I really just NEEDED another East German SLR, so I picked up this Praktisix (right) to go with the Pentacon Six that I already had. You can find out more about its weird lens if you're curious by poking around in the Tech Notes section.


At the Cincinnati camera show on 1-25-03 I picked up this nice Retina IIa for $25. Shutter and viewfinder needed a bit of cleaning, but the lens is like new and the leather cleaned up nicely.


From the same dealer, for another $25, I got this near-new Ciro-Flex in its worn case. It would have been a good deal anyway, but this has the Tessar-type f/3.2 Raptar lens in a professional-grade Rapax shutter!


This Argus C-4 was only $5. The shutter is jammed, but that's why I wanted it: I've never rebuilt a C4-series Argus shutter, and I didn't want to tear apart a good one just for the experience. It included a hot-shoe-mount Argus Flash Unit in box, with original 1951 batteries....


Heading for the door, I came across this Pentax H1a at a table where I was looking at Zorkis. It was only $30 (less than the Zorkis) and in perfect working order; I couldn't think of a reason why I needed it, but without a good argument to the contrary I got it anyway.

Then I had to leave, as my hands were pretty full and I couldn't carry any more (besides, I had no money left)...


I picked this Gerlach Trixette up in a Lexington antique market for $5. The interesting thing about it is the front standard, which is cast in one piece with the upper struts and swings down as it folds, and the bellows, which sort of folds like a paper bag as the lens swings down. I guess they're uncommon too, the few I've seen listed are asking much more than $5.

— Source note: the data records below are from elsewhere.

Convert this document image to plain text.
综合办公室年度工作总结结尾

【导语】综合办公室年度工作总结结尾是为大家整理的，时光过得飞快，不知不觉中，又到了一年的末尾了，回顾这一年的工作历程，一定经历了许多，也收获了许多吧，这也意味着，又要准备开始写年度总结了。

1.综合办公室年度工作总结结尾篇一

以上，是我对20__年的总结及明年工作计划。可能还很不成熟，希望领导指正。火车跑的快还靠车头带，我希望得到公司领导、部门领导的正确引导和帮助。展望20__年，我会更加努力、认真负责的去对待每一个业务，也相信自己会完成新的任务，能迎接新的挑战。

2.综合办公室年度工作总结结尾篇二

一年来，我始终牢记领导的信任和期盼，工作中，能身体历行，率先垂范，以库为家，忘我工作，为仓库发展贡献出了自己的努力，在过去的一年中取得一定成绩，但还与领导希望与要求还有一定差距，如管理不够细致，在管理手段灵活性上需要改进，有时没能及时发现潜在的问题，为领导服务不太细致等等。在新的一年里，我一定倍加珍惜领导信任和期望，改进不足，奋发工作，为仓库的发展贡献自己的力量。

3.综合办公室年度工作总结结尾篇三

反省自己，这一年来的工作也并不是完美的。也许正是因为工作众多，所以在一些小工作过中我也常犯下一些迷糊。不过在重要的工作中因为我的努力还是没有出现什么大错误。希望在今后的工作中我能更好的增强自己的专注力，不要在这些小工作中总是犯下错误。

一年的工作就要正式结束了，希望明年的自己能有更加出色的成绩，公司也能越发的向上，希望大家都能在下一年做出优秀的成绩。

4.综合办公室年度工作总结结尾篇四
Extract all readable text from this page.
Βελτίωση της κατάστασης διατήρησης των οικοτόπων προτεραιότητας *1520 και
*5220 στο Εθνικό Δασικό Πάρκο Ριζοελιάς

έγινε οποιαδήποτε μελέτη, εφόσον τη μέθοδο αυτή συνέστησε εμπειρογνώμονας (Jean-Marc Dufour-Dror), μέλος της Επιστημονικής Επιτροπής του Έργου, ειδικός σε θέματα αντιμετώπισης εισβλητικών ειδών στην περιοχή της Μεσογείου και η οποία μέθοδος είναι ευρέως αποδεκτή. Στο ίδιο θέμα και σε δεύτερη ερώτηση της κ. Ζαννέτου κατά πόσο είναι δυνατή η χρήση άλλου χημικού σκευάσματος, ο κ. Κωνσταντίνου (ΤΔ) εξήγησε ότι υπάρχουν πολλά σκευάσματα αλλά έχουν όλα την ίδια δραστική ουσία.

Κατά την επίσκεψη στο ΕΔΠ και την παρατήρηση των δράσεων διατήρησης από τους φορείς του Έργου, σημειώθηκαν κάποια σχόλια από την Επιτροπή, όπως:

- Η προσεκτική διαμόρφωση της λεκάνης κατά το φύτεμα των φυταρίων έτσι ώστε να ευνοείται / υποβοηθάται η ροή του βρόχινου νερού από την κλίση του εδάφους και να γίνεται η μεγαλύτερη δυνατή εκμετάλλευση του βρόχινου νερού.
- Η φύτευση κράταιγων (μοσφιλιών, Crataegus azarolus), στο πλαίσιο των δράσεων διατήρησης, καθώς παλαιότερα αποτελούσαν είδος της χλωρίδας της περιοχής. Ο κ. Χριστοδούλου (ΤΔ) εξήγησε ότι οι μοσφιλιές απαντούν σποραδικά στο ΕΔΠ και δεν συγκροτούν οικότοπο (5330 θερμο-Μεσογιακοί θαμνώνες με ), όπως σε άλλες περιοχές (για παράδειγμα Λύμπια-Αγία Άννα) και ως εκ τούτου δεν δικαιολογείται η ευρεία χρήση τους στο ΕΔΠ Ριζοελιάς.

The Retina Reflex wasn't enough... now I've gone and got a Voigtlander Bessamatic. This wasn't intended as an exercise in masochism (though it could pass for one): this is the final entry in my effort to obtain a copy of every camera that my father owned. Unlike the one he bought brand new in the early 1960s, though, this one works properly. (I've managed to get the Retina working nicely too....)


Okay, just this one more, then I'll get all these organized in some sort of order. Really. I promise. Geez, it's a lot of work though..... Anyway, I don't usually have 2 cameras that are very close models in my collection, and I already had a pretty nice Pen FT, but this Pen F was so pretty.... there's not a chip in the black paint anywhere... and the shutter was jammed when I got it, so it was pretty affordable....



Okay, I lied again. I've been looking for a Canon FTb for a long time but I refuse to pay a fair price. Finally found this pretty-good body for $29....


The Kodak Duo 620 of the late 1930s was very slim, more pocketable than a Super Ikonta and had a very nice, deceptively small f/3.5 Kodak Anastigmat lens. Its only real vice was that it took 620, rather than more common 120 film......


This remarkably handsome camera is a Pentacon FM (known in the eastern bloc as a Contax FM), the last in the line of the Contax S, one of the world's great landmark 35mm SLR cameras. The FM was made from about 1957 to 1961; its improvements over the 1949 original included a quieter shutter, automatic diaphragm control, a split image rangefinder in a brighter focusing screen, and nicely proportioned and comfortable larger wind and rewind knobs.


Funny thing: the more desperately this section needs to be cleaned up, the less fun it seems like it's going to be to do it. Anyway, this is a Type 3 Exakta VXIIa the prettiest of all Exaktas; made within a few miles and at almost exactly the same time as the Pentacon FM just above it. Surely this was a high water mark for the East German camera industry, in quality if not prosperity. The lens on it is a very odd West German Kilfitt 90/3.5 that's much more interesting to look at than it is to use.


This lovely Ikonta B (521/16) belonged to the father of a good friend and colleague. It's the top of the line, with Tessar in Compur shutter, dating from 1938.


What's so special about this Kodak Tourist 620 folder? Look closely at the shutter speeds engraved above the lens: the top speed is 1/800 second, this being the Synchro-rapid 800 shutter with double-ended shutter blades. Yes, it works perfectly.